Alice Springs | NTAustralia

11:35 PM JustJaslin 0 Comments


IN TRANSIT  During my trip to Northern Territory Australia, we explored and traveled further down south to the Red Center via a couple of domestic flights and that's where Alice Springs and Ayers Rock are. We had a chance for a quick visit by Alice Springs while transiting to Ayers Rock in between flight hours. It was my first time on a domestic flight and what happened next was all so peculiar - I can just alight a plane and walk out of the airport. Without the need for queues, passport stamps, nor baggage checks. Ah it feels just like taking a public transport! Except that this mode of transport travels by air. (I'm such a country pumpkin)

In Alice Springs, the landscape is a little different to the outback landscape we caught in Darwin's Kakadu National Park. Mountains are aplenty in this area, as though they are surrounding the perimeters of the town. The skies was in a most beautiful shade of clear blue which made this place looks all the more serene and peaceful. While only a few hours and some free-and-easy time in Alice Springs, I took on to explore the streets by myself. Just walking about, taking in the sights and listening to this unfamiliar place.









A road junction which I felt it looked incredibly pretty and soft. I came across local aboriginal people on the streets, popped into interesting souvenir shops, boutique shops by the corners where I also chanced upon a Red Cross thrift shop with some luck!

I have always been intrigued with thrift shops - read it on books, watched it on television just except for stepping foot into one. In Singapore you don't get to find such thrift shops and I was so thrilled about it. In thrifts shops that's where you will be able to find brand new or used apparels that are individually specified at ridiculously cheap prices, say three dollars for a top! And the money goes for a good cause.
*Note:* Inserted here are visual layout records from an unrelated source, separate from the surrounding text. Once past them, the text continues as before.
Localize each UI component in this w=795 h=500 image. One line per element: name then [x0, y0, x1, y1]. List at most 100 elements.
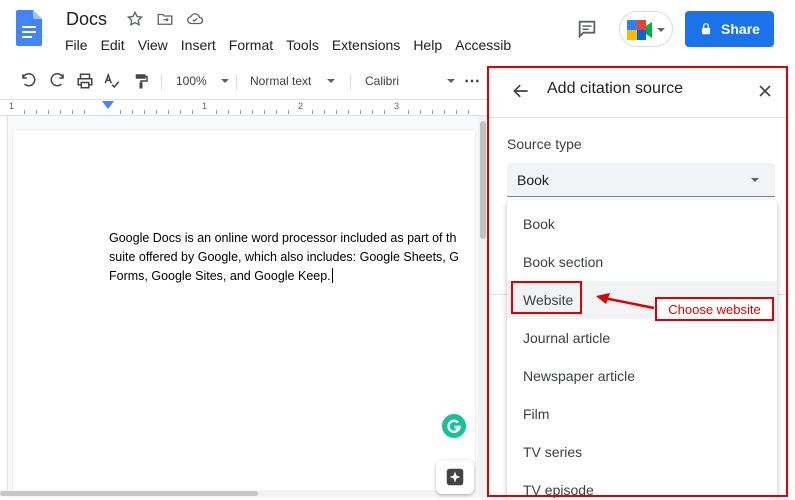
option-book-section[interactable]: Book section	[507, 243, 777, 281]
ruler-tick	[360, 110, 361, 114]
back-arrow-icon[interactable]	[511, 81, 531, 101]
source-type-label: Source type	[507, 136, 582, 152]
option-tv-series[interactable]: TV series	[507, 433, 777, 471]
spellcheck-icon	[104, 72, 120, 89]
ruler-tick	[468, 110, 469, 114]
toolbar-divider	[161, 74, 162, 90]
vertical-ruler	[0, 116, 8, 497]
paint-format-button[interactable]	[132, 62, 150, 100]
paint-format-icon	[135, 74, 148, 89]
explore-icon	[446, 468, 464, 486]
print-icon	[77, 73, 93, 89]
document-page[interactable]	[13, 130, 475, 497]
ruler-tick	[456, 110, 457, 114]
document-canvas	[0, 116, 488, 497]
docs-logo-icon[interactable]	[16, 10, 42, 46]
redo-button[interactable]	[48, 62, 66, 100]
toolbar: 100% Normal text Calibri ⋯	[0, 62, 488, 100]
scrollbar-thumb[interactable]	[480, 121, 486, 239]
menu-view[interactable]: View	[138, 37, 168, 53]
chevron-down-icon	[327, 79, 336, 83]
menu-bar: File Edit View Insert Format Tools Exten…	[65, 37, 524, 53]
star-icon[interactable]	[126, 10, 144, 28]
horizontal-scrollbar[interactable]	[0, 490, 478, 497]
option-film[interactable]: Film	[507, 395, 777, 433]
font-select[interactable]: Calibri	[365, 62, 456, 100]
grammarly-button[interactable]	[442, 414, 466, 438]
grammarly-icon	[447, 419, 461, 433]
source-type-dropdown: Book Book section Website Journal articl…	[507, 200, 777, 500]
print-button[interactable]	[76, 62, 94, 100]
undo-button[interactable]	[20, 62, 38, 100]
option-journal-article[interactable]: Journal article	[507, 319, 777, 357]
ruler-tick	[48, 110, 49, 114]
zoom-value: 100%	[176, 74, 207, 88]
option-newspaper-article[interactable]: Newspaper article	[507, 357, 777, 395]
redo-icon	[50, 73, 64, 87]
menu-insert[interactable]: Insert	[181, 37, 216, 53]
cloud-saved-icon[interactable]	[186, 10, 204, 28]
menu-edit[interactable]: Edit	[101, 37, 125, 53]
share-button[interactable]: Share	[685, 11, 774, 47]
meet-button[interactable]	[619, 11, 673, 47]
ruler-tick	[72, 110, 73, 114]
comment-history-icon[interactable]	[576, 18, 598, 40]
document-line-last: Forms, Google Sites, and Google Keep.	[109, 267, 489, 286]
ruler-tick	[168, 110, 169, 114]
ruler-tick	[312, 110, 313, 114]
ruler-tick	[132, 110, 133, 114]
explore-button[interactable]	[436, 460, 474, 494]
panel-title: Add citation source	[547, 80, 684, 97]
ruler-tick	[156, 110, 157, 114]
document-body[interactable]: Google Docs is an online word processor …	[109, 229, 489, 286]
share-label: Share	[721, 21, 760, 37]
document-line: Forms, Google Sites, and Google Keep.	[109, 269, 331, 283]
meet-icon	[627, 20, 665, 40]
ruler-tick	[180, 110, 181, 114]
menu-format[interactable]: Format	[229, 37, 273, 53]
text-cursor	[331, 268, 333, 283]
ruler-tick	[444, 110, 445, 114]
annotation-arrow-icon	[596, 293, 655, 310]
ruler-tick	[120, 110, 121, 114]
chevron-down-icon	[220, 79, 229, 83]
ruler-tick	[336, 110, 337, 114]
ruler-tick	[24, 110, 25, 114]
ruler-mark: 3	[394, 101, 400, 111]
ruler-tick	[372, 110, 373, 114]
ruler-tick	[264, 110, 265, 114]
scrollbar-thumb[interactable]	[0, 491, 258, 496]
document-line: suite offered by Google, which also incl…	[109, 250, 459, 264]
vertical-scrollbar[interactable]	[478, 116, 488, 497]
option-book[interactable]: Book	[507, 205, 777, 243]
menu-help[interactable]: Help	[413, 37, 442, 53]
ruler-tick	[276, 110, 277, 114]
zoom-select[interactable]: 100%	[176, 62, 229, 100]
document-title[interactable]: Docs	[66, 9, 107, 30]
source-type-select[interactable]: Book	[507, 163, 775, 197]
undo-icon	[22, 73, 36, 87]
horizontal-ruler: 1 1 2 3	[0, 100, 488, 116]
ruler-tick	[36, 110, 37, 114]
menu-tools[interactable]: Tools	[286, 37, 319, 53]
ruler-tick	[84, 110, 85, 114]
more-options-button[interactable]: ⋯	[464, 62, 480, 100]
option-tv-episode[interactable]: TV episode	[507, 471, 777, 500]
annotation-highlight-box	[511, 281, 582, 314]
close-icon[interactable]	[755, 81, 775, 101]
ruler-tick	[408, 110, 409, 114]
move-folder-icon[interactable]	[156, 10, 174, 28]
menu-accessibility[interactable]: Accessib	[455, 37, 511, 53]
style-select[interactable]: Normal text	[250, 62, 336, 100]
ruler-tick	[288, 110, 289, 114]
spellcheck-button[interactable]	[103, 62, 121, 100]
indent-marker-icon[interactable]	[102, 101, 114, 111]
ruler-mark: 1	[9, 101, 15, 111]
chevron-down-icon	[751, 178, 759, 182]
ruler-tick	[240, 110, 241, 114]
menu-extensions[interactable]: Extensions	[332, 37, 400, 53]
ruler-tick	[420, 110, 421, 114]
panel-header: Add citation source	[489, 66, 789, 118]
menu-file[interactable]: File	[65, 37, 88, 53]
ruler-tick	[228, 110, 229, 114]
It was just a little unfortunately I couldn't find anything I fancied which came along with my size (what a bummer).








The main highlight for our dropping by into Alice Springs in between transits was to visit the Alice Springs School of Air. While we were in Darwin when we first arrived in NT Australia, I did saw a school up by a hill during one of the drives around town. But you know I didn't really gave much thought to education issues, not until I was in School of Air. 

NTAustralia is all about outback, nature, where even neighbors might be hundred of miles apart. It didn't hit me to consider about how education is being carried out because this was never a issue that we need to think about in Singapore. Say, there could be two or three schools all in vicinity of most neighborhoods. But locals living in NTAustralia didn't have the luxury nor access to a school facility. And that's where School of Air comes in, where they deliver classes through radios (but that's in the past) and now with computers (that's kindly provided to the students by School of Air) to all students living in any location in NTAustralia. 

I think that's really something else, because School of Air receive the same amount of funding any other school received from their government. Just operational costs (to provide each student computers and any other necessary equipment for children to attend virtual classes online) has to be really expensive. We got a chance to understand how a virtual class is conducted live, where students only get to meet their classmates one or two times a year through gatherings.

It's somewhat disheartening when you compare to the education in Singapore that we so often take for granted (including myself, yes). Whereas in NTAustralia you could literally feel how students crave for knowledge and having a chance to enroll into a school is more than often a luxury to them. School of Air has to be one of the most meaningful school/organisation (kinda reminds of me Doctors without Borders that sort of thing) and if you happen to be in Alice Spring, do drop by their visitor center! If you would like, you could also choose to purchase books that will be sponsored to the children or pick up some souvenirs where the proceeds will all go back into funding the school's operations.

Dropping by the school widened my vision, and it made me realise how education issues around the world are real. There are children in other parts of the world who are craving for knowledge, yet in Singapore we are all full of dreads and complains. Guilty as charged.